Fitch Rates Washington Suburban Sanitary District, MD AAA
Fitch assigns its highest long- term rating of `AAA' to the Washington Suburban Sanitary District, MD's $1.58 billion of outstanding general obligation bonds.
Feb. 27, 2001—Fitch assigns its highest long- term rating of `AAA' to the Washington Suburban Sanitary District, MD's $1.58 billion of outstanding general obligation bonds.
The rating is Fitch's first for the issuer's debt and reportedly marks the first time the water and wastewater treatment utility has received the top credit designation from a bond rating agency. It is only the seventh `AAA' rating ever assigned by Fitch to a water and/or sewer utility based on its own taxing or revenue- raising ability. The district, governed by the Washington Suburban Sanitary Commission (WSSC), provides water and sewer services for a service area with 1.6 million residents in Montgomery County and Prince George's County, which border the District of Columbia.
The `AAA' rating applies to various series of long-term general obligation debt issued by the district, including general construction, water supply, sewage disposal, administration building construction, and Maryland Water Quality Loan Fund bonds. Fitch expects to assign its `AAA' rating to the district's upcoming $109 million bond issue, scheduled for competitive sale on March 20, upon final review of transaction documents.
The `AAA' rating primarily reflects the wealth and extraordinary diversity of the two-county tax base, upon which WSSC could levy unlimited ad valorem taxes, if needed, to cover bond debt service.
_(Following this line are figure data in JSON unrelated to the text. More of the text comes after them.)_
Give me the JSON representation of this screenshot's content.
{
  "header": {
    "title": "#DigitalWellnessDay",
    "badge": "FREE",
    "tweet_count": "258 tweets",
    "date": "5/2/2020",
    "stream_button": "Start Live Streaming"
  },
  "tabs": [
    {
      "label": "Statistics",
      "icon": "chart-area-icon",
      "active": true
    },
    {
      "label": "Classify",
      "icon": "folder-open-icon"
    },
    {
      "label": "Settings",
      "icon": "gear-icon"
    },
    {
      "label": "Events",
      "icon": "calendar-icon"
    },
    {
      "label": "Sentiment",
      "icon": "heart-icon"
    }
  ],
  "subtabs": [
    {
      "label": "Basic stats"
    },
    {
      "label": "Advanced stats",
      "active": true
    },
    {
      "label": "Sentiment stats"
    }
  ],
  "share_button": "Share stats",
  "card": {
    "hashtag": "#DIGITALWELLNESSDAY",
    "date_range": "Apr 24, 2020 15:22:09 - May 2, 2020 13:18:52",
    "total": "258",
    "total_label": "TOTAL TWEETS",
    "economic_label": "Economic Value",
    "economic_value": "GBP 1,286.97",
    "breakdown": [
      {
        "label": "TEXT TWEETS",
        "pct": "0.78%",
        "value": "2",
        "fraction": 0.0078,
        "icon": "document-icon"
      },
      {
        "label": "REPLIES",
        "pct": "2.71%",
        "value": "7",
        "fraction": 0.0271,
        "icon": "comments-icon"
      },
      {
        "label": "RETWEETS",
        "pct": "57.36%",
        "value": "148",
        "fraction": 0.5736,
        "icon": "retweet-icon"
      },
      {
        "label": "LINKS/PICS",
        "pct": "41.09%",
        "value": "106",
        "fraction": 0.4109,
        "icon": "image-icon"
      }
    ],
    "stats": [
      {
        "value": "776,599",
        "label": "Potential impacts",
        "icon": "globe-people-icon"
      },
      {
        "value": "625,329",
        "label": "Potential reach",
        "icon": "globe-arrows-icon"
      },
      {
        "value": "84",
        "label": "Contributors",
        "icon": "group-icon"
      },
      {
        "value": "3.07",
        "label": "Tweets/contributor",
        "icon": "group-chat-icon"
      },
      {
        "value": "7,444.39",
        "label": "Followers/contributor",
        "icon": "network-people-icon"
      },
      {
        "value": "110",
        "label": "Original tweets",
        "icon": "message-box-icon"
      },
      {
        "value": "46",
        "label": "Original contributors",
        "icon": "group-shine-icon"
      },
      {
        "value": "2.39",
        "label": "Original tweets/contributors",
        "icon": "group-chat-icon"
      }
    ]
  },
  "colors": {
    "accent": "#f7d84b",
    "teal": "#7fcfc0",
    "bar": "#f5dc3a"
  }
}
Currently, WSSC does not utilize this taxing power, nor does it expect to. Financial flexibility has been further strengthened by decades of conservative budgeting practices, healthy financial reserve policies, and multi-year forecasting of operating and capital needs. In practice, WSSC covers bond debt service from a diverse array of revenue sources: front foot assessments on properties benefiting from water and sewer system improvements, water and sewer service charges, and certain other charges principally related to new development. Notably, financial performance was relatively steady during the early 1990s' recession, compared to other `AAA' rated Maryland local entities.
Fitch's `AAA' rating further incorporates the expectation that WSSC management will continue their aggressive efforts, initiated in 1996, to change the commission's operational practices to resemble more those of top-tier private-sector utilities. Particular emphasis is being paid to changing organizational culture to value efficiency and reduce debt, while maintaining consistently high environmental and maintenance standards. The commission's Competitive Action Plan has already yielded noticeable results, in part due to workforce rightsizing. Additional efficiency efforts are firmly expected by key constituencies, including top officials in Annapolis, Montgomery County, and Prince George's County, some of whom have considered privatizing WSSC operations in the past and who can exercise considerable influence over agency activities, given its two-county governance structure.
Current rates are near national averages, relative to customers' high average incomes. Fitch believes WSSC operations will be aided by extremely rapid planned retirement of current debt and moderate future capital needs, which should facilitate further sharp declines in debt load over the medium term and lessen somewhat the need for future rate increases, compared to peer utilities regionally and nationally. Already, WSSC looks forward to its fourth consecutive fiscal year without rate increases, as the utility's debt to net plant ratio, less current maturities, has declined from 70% around the time of its late 1980s program to expand capacity and improve environmental compliance to 43% at the end of fiscal 2000.
Capital needs are moderate, especially given Maryland legislative action effectively requiring developers to fund water and sewer main extensions to multifamily subdivisions, lightening the future burden of WSSC general construction debt. More than 40% of the WSSC's $787 million 2002-2007 capital program relates to improvements at the District of Columbia Water and Sewer Authority's Blue Plains sewage treatment plant, of which WSSC owns a proportionate share, pursuant to inter-municipal agreement. While slightly more than half of the plan is to be financed with bond funding, extremely rapid debt retirement, relative to average asset life, should facilitate continued sharp declines in debt ratios. Moreover, WSSC plans to spend down a portion of its reserves, while maintaining a minimum 5% reserve balance for the water and sewer operating funds, effectively reducing future debt needs.
Taken as a whole, the two-county tax base of the district clearly exhibits characteristics consistent with the top tier of U.S. communities with `AAA' tax-supported debt ratings. Per capita personal income is 130% of the U.S. average. Income growth has outpaced the national inflation rate by an average 1.5-to-1 ratio annually since 1969, and population growth rates have slightly exceeded those of the nation and Maryland. After unsustainable growth of property values through much of the 1980s, tax base expansion settled to a more consistent annual level in the 1990s, which saw significant real estate market activity related in part to the bull market. Property value per capita is a strong $73,000. The economy is securely anchored by a broad array of government, technology, higher education, and health care institutions, as well as a diverse and expanding service sector.